WHAT IS UFOLOGY?

WHAT IS UFOLOGY?

UFOlogy is the array of subject matter and activities associated with an interest in unidentified flying objects (UFOs). UFOs have been subject to various investigations over the years by governments, independent groups, and scientists. The term derives from UFO, which is pronounced as an acronym, and the suffix -logy, which comes from the Ancient Greek λογία (logiā). It is also the acronym of “Unknown Flying Objects” and UFO is the same as UFO “Unidentified Flying Objects” from which the word “Ovniology” derives. 

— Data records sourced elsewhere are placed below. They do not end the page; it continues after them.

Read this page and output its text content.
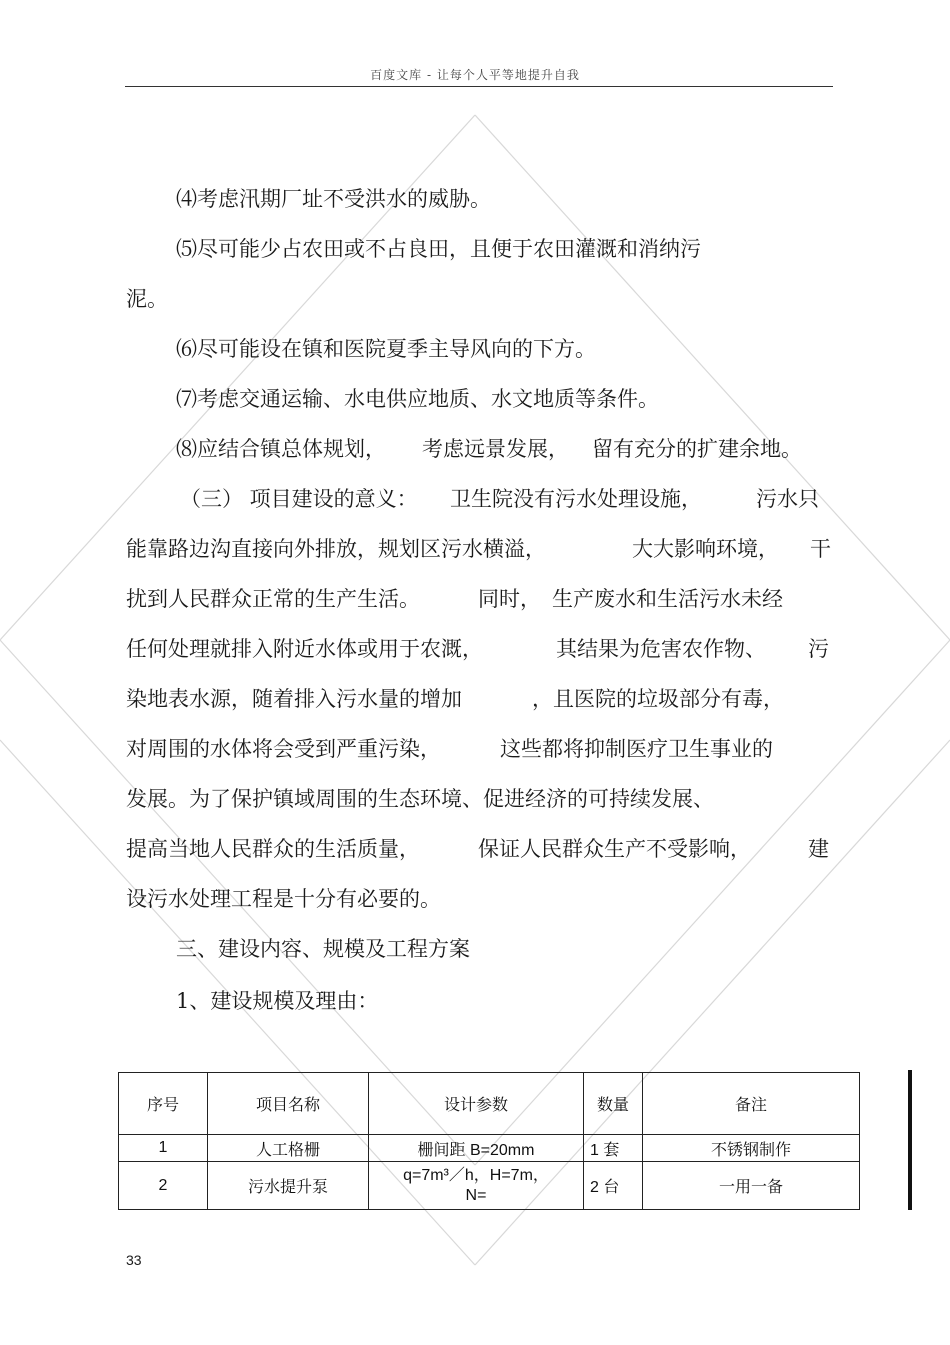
百度文库 - 让每个人平等地提升自我
⑷考虑汛期厂址不受洪水的威胁。
⑸尽可能少占农田或不占良田，且便于农田灌溉和消纳污
泥。
⑹尽可能设在镇和医院夏季主导风向的下方。
⑺考虑交通运输、水电供应地质、水文地质等条件。
⑻应结合镇总体规划， 考虑远景发展， 留有充分的扩建余地。
（三） 项目建设的意义： 卫生院没有污水处理设施，	污水只
能靠路边沟直接向外排放，规划区污水横溢，	大大影响环境， 干
扰到人民群众正常的生产生活。	同时， 生产废水和生活污水未经
任何处理就排入附近水体或用于农溉，	其结果为危害农作物、 污
染地表水源，随着排入污水量的增加	，且医院的垃圾部分有毒，
对周围的水体将会受到严重污染，	这些都将抑制医疗卫生事业的
发展。为了保护镇域周围的生态环境、促进经济的可持续发展、
提高当地人民群众的生活质量，	保证人民群众生产不受影响，	建
设污水处理工程是十分有必要的。
三、建设内容、规模及工程方案
1、建设规模及理由：
序号	项目名称	设计参数	数量	备注
1	人工格栅	栅间距 B=20mm	1 套	不锈钢制作
2	污水提升泵	q=7m³／h，H=7m，N=	2 台	一用一备
33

UFOs have been the subject of numerous investigations over the years by governments, independent groups and scientists. There are numerous evidences that arise about the phenomenon, from photos, sounds, radars, documented reports, among others. 

UFOLOGY AND UFO REPORTS

In addition to UFO sightings, certain supposedly related phenomena are of interest to some in the field of UFOlogy, including crop circles, cattle mutilations, and alien abductions and implants. Some ufologists have also promoted UFO conspiracy theories, including the Roswell UFO Incident of 1947, the Majestic 12 documents, and UFO disclosure advocation. Skeptic Robert Sheaffer has accused UFOlogy of having a “credulity explosion”. He claims a trend of increasingly sensational ideas steadily gaining popularity within UFOlogy. Sheaffer remarked, “the kind of stories generating excitement and attention in any given year would have been rejected by mainstream ufologists a few years earlier for being too outlandish.” Likewise, James McDonald has expressed the view that extreme groups undermined serious scientific investigation, stating that a “bizarre ‘literature’ of pseudo-scientific discussion” on “spaceships bringing messengers of terrestrial salvation and occult truth” had been “one of the prime factors in discouraging serious scientists from looking into the UFO matter to the extent that might have led them to recognize quickly enough that cultism and wishful thinking have nothing to do with the core of the UFO problem.” In the same statement, McDonald said that, “Again, one must here criticize a good deal of armchair-researching (done chiefly via the daily newspapers that enjoy feature-writing the antics of the more extreme of such subgroups). A disturbing number of prominent scientists have jumped all too easily to the conclusion that only the nuts see UFOs”.

HISTORICAL BACKGROUND

The modern UFO mystery has three traceable roots: the late 19th century “mystery airships” reported in the newspapers of western United States, “foo fighters” reported by Allied airmen during World War II, and the Kenneth Arnold “flying saucer” sighting near Mt. Rainier, Washington on June 24, 1947. UFO reports between “The Great Airship Wave” and the Arnold sighting were limited in number compared to the post-war period: notable cases include reports of “ghost fliers” in Europe and North America during the 1930s and the numerous reports of “ghost rockets” in Scandinavia (mostly Sweden) from May to December 1946. Media hype in the late 1940s and early 1950s following the Arnold sighting brought the concept of flying saucers to the public audience.

As the public’s preoccupation in UFOs grew, along with the number of reported sightings, the United States military began to take notice of the phenomenon. The UFO explosion of the early post-war era coincides with the escalation of the Cold War and the Korean War. The U.S. military feared that secret aircraft of the Soviet Union, possibly developed from captured German technology, were behind the sightings. If correct, the craft causing the sightings were thus of importance to national security and of need of systematic investigation. By 1952, however, the official US government interest in UFOs began to fade as the USAF projects Sign and Grudge concluded, along with the CIA’s Robertson Panel that UFO reports indicated no direct threat to national security. The government’s official research into UFOs ended with the publication of the Condon Committee report in 1969, which concluded that the study of UFOs in the past 21 years had achieved little, if anything, and that further extensive study of UFO sightings was unwarranted. It also recommended the termination of the USAF special unit Project Blue Book.

As the U.S. government ceased officially studying UFO sightings, the same became true for most governments of the world. A notable exception is France, which still maintains the GEIPAN, formerly known as GEPAN (1977–1988) and SEPRA (1988–2004), a unit under the French Space Agency CNES. During the Cold War, British, Canadian, Danish, Italian, and Swedish governments have each collected reports of UFO sightings. Britain’s Ministry of Defense ceased accepting any new reports as of 2010.